One of the few things I miss about living in St. John’s Wood is being close to Camden Town. I used to walk there every other week or so to check out the 99p Store and Lidl, Aldi’s fellow cheapo German supermarket. Every time I would pass by The Little Baker and stop to gaze at the frogs in the window.
(Image courtesy Google)
(Image courtesy CamdenPeople)
But over four years I never caved and went inside the bakery… until today. Now that Lidl is 2.5 miles away, going there is a big production. There are no direct bus or tube routes and walking there takes too long, so I usually run there (with a reusable tote bag stuffed in my back pocket, as Lidl charges for bags), then walk back with my bag full of chocolate, fruit and nuts (the necessities, of course). Today I made the mistake of leaving too late, so by the time I ran to Lidl and made my purchases, it was past lunchtime and I was hungry.

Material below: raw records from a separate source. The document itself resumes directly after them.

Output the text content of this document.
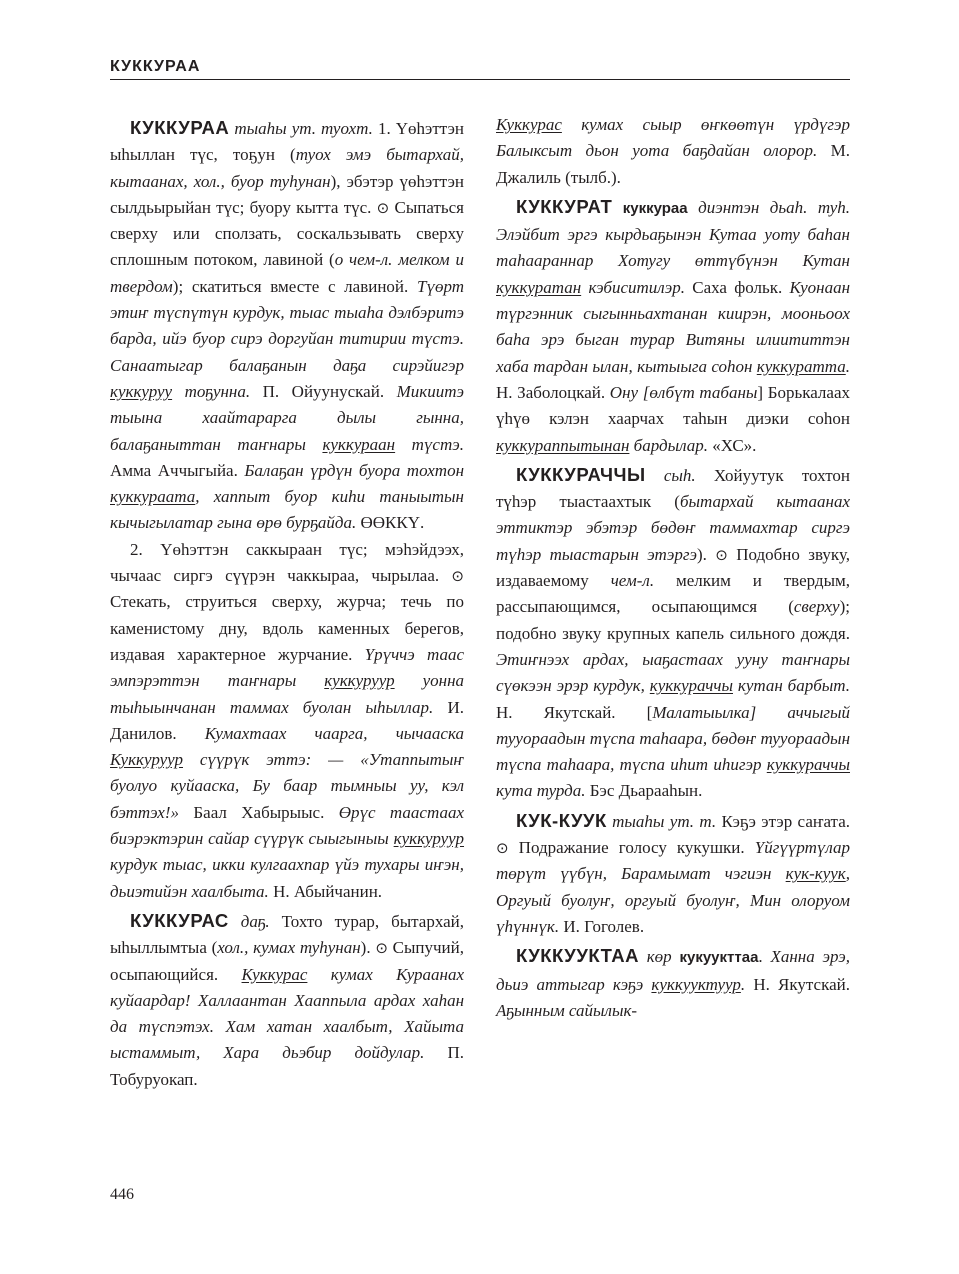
КУККУРАА

КУККУРАА тыаһы ут. туохт. 1. Үөһэттэн ыһыллан түс, тоҕун (туох эмэ бытархай, кытаанах, хол., буор туһунан), эбэтэр үөһэттэн сылдьырыйан түс; буору кытта түс. ⊙ Сыпаться сверху или сползать, соскальзывать сверху сплошным потоком, лавиной (о чем-л. мелком и твердом); скатиться вместе с лавиной. Түөрт этиҥ түспүтүн курдук, тыас тыаһа дэлбэритэ барда, ийэ буор сирэ доргуйан титирии түстэ. Санаатыгар балаҕанын даҕа сирэйигэр куккуруу тоҕунна. П. Ойуунускай. Микиитэ тыына хаайтарарга дылы гынна, балаҕаныттан таҥнары куккураан түстэ. Амма Аччыгыйа. Балаҕан үрдүн буора тохтон куккураата, хаппыт буор киһи таныытын кычыгылатар гына өрө бурҕайда. ӨӨККҮ.

2. Үөһэттэн саккыраан түс; мэһэйдээх, чычаас сиргэ сүүрэн чаккыраа, чырылаа. ⊙ Стекать, струиться сверху, журча; течь по каменистому дну, вдоль каменных берегов, издавая характерное журчание. Үрүччэ таас эмпэрэттэн таҥнары куккуруур уонна тыһыынчанан таммах буолан ыһыллар. И. Данилов. Кумахтаах чаарга, чычааска Куккуруур сүүрүк эттэ: — «Утаппытыҥ буолуо куйааска, Бу баар тымныы уу, кэл бэттэх!» Баал Хабырыыс. Өрүс таастаах биэрэктэрин сайар сүүрүк сыыгыныы куккуруур курдук тыас, икки кулгаахпар үйэ тухары иҥэн, дьиэтийэн хаалбыта. Н. Абыйчанин.

КУККУРАС даҕ. Тохто турар, бытархай, ыһыллымтыа (хол., кумах туһунан). ⊙ Сыпучий, осыпающийся. Куккурас кумах Кураанах куйаардар! Халлаантан Хааппыла ардах хаһан да түспэтэх. Хам хатан хаалбыт, Хайыта ыстаммыт, Хара дьэбир дойдулар. П. Тобуруокап.

Куккурас кумах сыыр өҥкөөтүн үрдүгэр Балыксыт дьон уота баҕдайан олорор. М. Джалиль (тылб.).

КУККУРАТ куккураа диэнтэн дьаһ. туһ. Элэйбит эргэ кырдьаҕынэн Кутаа уоту баһан таһаараннар Хотугу өттүбүнэн Кутан куккуратан кэбиситилэр. Саха фольк. Куонаан түргэнник сыгынньахтанан киирэн, мооньоох баһа эрэ быган турар Витяны илиититтэн хаба тардан ылан, кытыыга соһон куккуратта. Н. Заболоцкай. Ону [өлбүт табаны] Борькалаах үһүө кэлэн хаарчах таһын диэки соһон куккураппытынан бардылар. «ХС».

КУККУРАЧЧЫ сыһ. Хойуутук тохтон түһэр тыастаахтык (бытархай кытаанах эттиктэр эбэтэр бөдөҥ таммахтар сиргэ түһэр тыастарын этэргэ). ⊙ Подобно звуку, издаваемому чем-л. мелким и твердым, рассыпающимся, осыпающимся (сверху); подобно звуку крупных капель сильного дождя. Этиҥнээх ардах, ыаҕастаах ууну таҥнары сүөкээн эрэр курдук, куккураччы кутан барбыт. Н. Якутскай. [Малатыылка] аччыгый тууораадын түспа таһаара, бөдөҥ тууораадын түспа таһаара, түспа иһит иһигэр куккураччы кута турда. Бэс Дьарааһын.

КУК-КУУК тыаһы ут. т. Кэҕэ этэр саҥата. ⊙ Подражание голосу кукушки. Үйгүүртүлар төрүт үүбүн, Барамымат чэгиэн кук-куук, Оргуый буолуҥ, оргуый буолуҥ, Мин олоруом үһүннүк. И. Гоголев.

КУККУУКТАА көр кукуукттаа. Ханна эрэ, дьиэ аттыгар кэҕэ куккууктуур. Н. Якутскай. Аҕынным сайылык-

446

Pro tip: don’t walk by a bakery when you’re hungry and 2.5 miles from home. The frogs were staring back at me cross-eyed.
(Image courtesy Yelp)
I needed to know if they tasted as good as they looked — for science. It would also be nice to support a local business, right? So I marched in and ordered a frog. The Little Baker offers a variety of cakes and pastries baked on site for ridiculously low prices, but since I am a child at heart who eats with her eyes, I needed to have the bright green thing with eyeballs.

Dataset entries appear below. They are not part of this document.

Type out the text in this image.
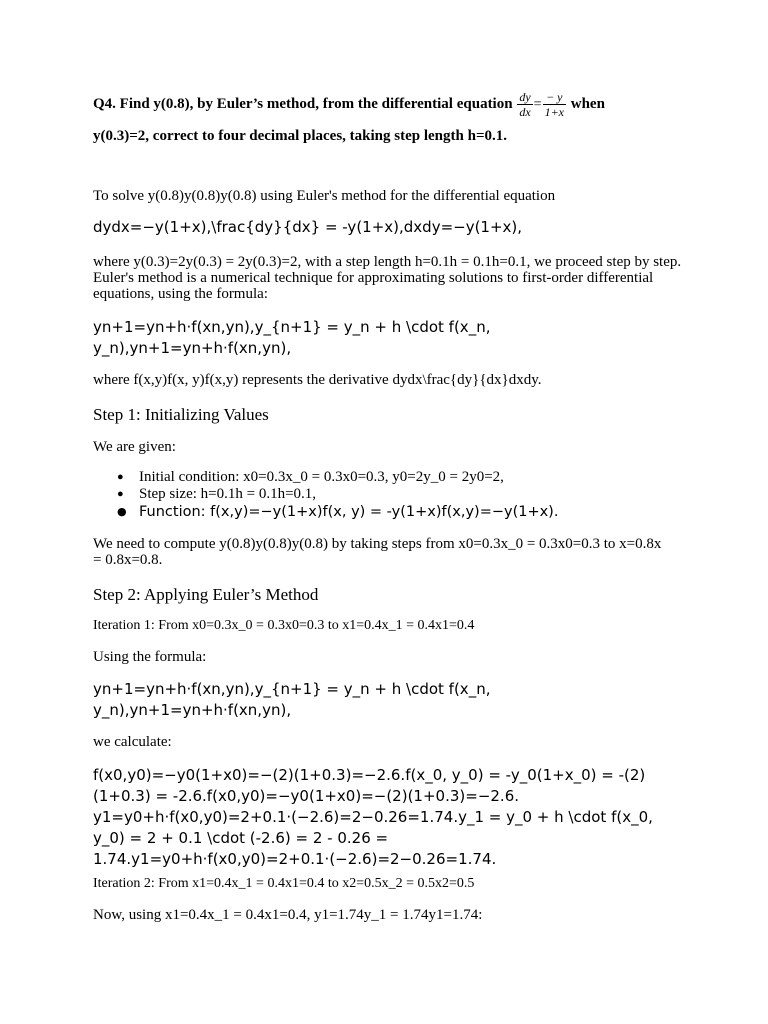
Q4. Find y(0.8), by Euler’s method, from the differential equation $\frac{dy}{dx} = \frac{- y}{1+x}$ when

y(0.3)=2, correct to four decimal places, taking step length h=0.1.

To solve y(0.8)y(0.8)y(0.8) using Euler's method for the differential equation

dydx=−y(1+x),\frac{dy}{dx} = -y(1+x),dxdy=−y(1+x),

where y(0.3)=2y(0.3) = 2y(0.3)=2, with a step length h=0.1h = 0.1h=0.1, we proceed step by step. Euler's method is a numerical technique for approximating solutions to first-order differential equations, using the formula:

yn+1=yn+h·f(xn,yn),y_{n+1} = y_n + h \cdot f(x_n, y_n),yn+1=yn+h·f(xn,yn),

where f(x,y)f(x, y)f(x,y) represents the derivative dydx\frac{dy}{dx}dxdy.

Step 1: Initializing Values

We are given:

● Initial condition: x0=0.3x_0 = 0.3x0=0.3, y0=2y_0 = 2y0=2,
● Step size: h=0.1h = 0.1h=0.1,
● Function: f(x,y)=−y(1+x)f(x, y) = -y(1+x)f(x,y)=−y(1+x).

We need to compute y(0.8)y(0.8)y(0.8) by taking steps from x0=0.3x_0 = 0.3x0=0.3 to x=0.8x = 0.8x=0.8.

Step 2: Applying Euler’s Method

Iteration 1: From x0=0.3x_0 = 0.3x0=0.3 to x1=0.4x_1 = 0.4x1=0.4

Using the formula:

yn+1=yn+h·f(xn,yn),y_{n+1} = y_n + h \cdot f(x_n, y_n),yn+1=yn+h·f(xn,yn),

we calculate:

f(x0,y0)=−y0(1+x0)=−(2)(1+0.3)=−2.6.f(x_0, y_0) = -y_0(1+x_0) = -(2)(1+0.3) = -2.6.f(x0,y0)=−y0(1+x0)=−(2)(1+0.3)=−2.6. y1=y0+h·f(x0,y0)=2+0.1·(−2.6)=2−0.26=1.74.y_1 = y_0 + h \cdot f(x_0, y_0) = 2 + 0.1 \cdot (-2.6) = 2 - 0.26 = 1.74.y1=y0+h·f(x0,y0)=2+0.1·(−2.6)=2−0.26=1.74.

Iteration 2: From x1=0.4x_1 = 0.4x1=0.4 to x2=0.5x_2 = 0.5x2=0.5

Now, using x1=0.4x_1 = 0.4x1=0.4, y1=1.74y_1 = 1.74y1=1.74:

I think frogs might actually be like sorority girls who look more attractive in a group — this is one sorry-looking amphibian cake. His “It’s not easy being green” looks more like “Eat me now and put me out of my misery!”
Or maybe he was just overheated (I really should stop personifying something I devoured). It was ridiculously hot today. I don’t know why 75 degrees (24 C) in London feels heat stroke-inducing, but it does. I was really struggling on my run, which may be partly why I thought I deserved a frog treat. (Because when you run 2.5 miles to get cake, then eat the cake as you walk 2.5 miles home, you break even, right?) When I finally made it back, the porter and I chatted about the weather, as you do in England.
“Do you like this warm weather?” He asked.
“No!” I replied. “It’s too hot and miserable inside without air conditioning.”
“I know!” he said. It felt good to finally hear someone share my sentiment — I’m tired of the “This weather is amazing!” camp. He said he actually hoped it would rain so it would cool off. I agreed. I’d like to have a proper English summer with highs of 20 C (68 F), please.
I went upstairs and put the remaining half of my frog in the refrigerator since he was starting to melt. The verdict is still out on the frog cake — it was good, especially for 90 pence (apparently the price has gone up since the photos above). But it’s been a while since I’ve had sweets other than chocolate and it tasted almost too sweet. It was better cold. I’m glad I can put the mystery of the bakery frog taste behind me, but I’m not sure I’d buy another one. It’s a sad realization when your healthy eating makes the bad food you used to enjoy not taste as good and even gives you a minor sugar headache, but I guess it’s for the best. I’ll stick to my Lidl dark chocolate.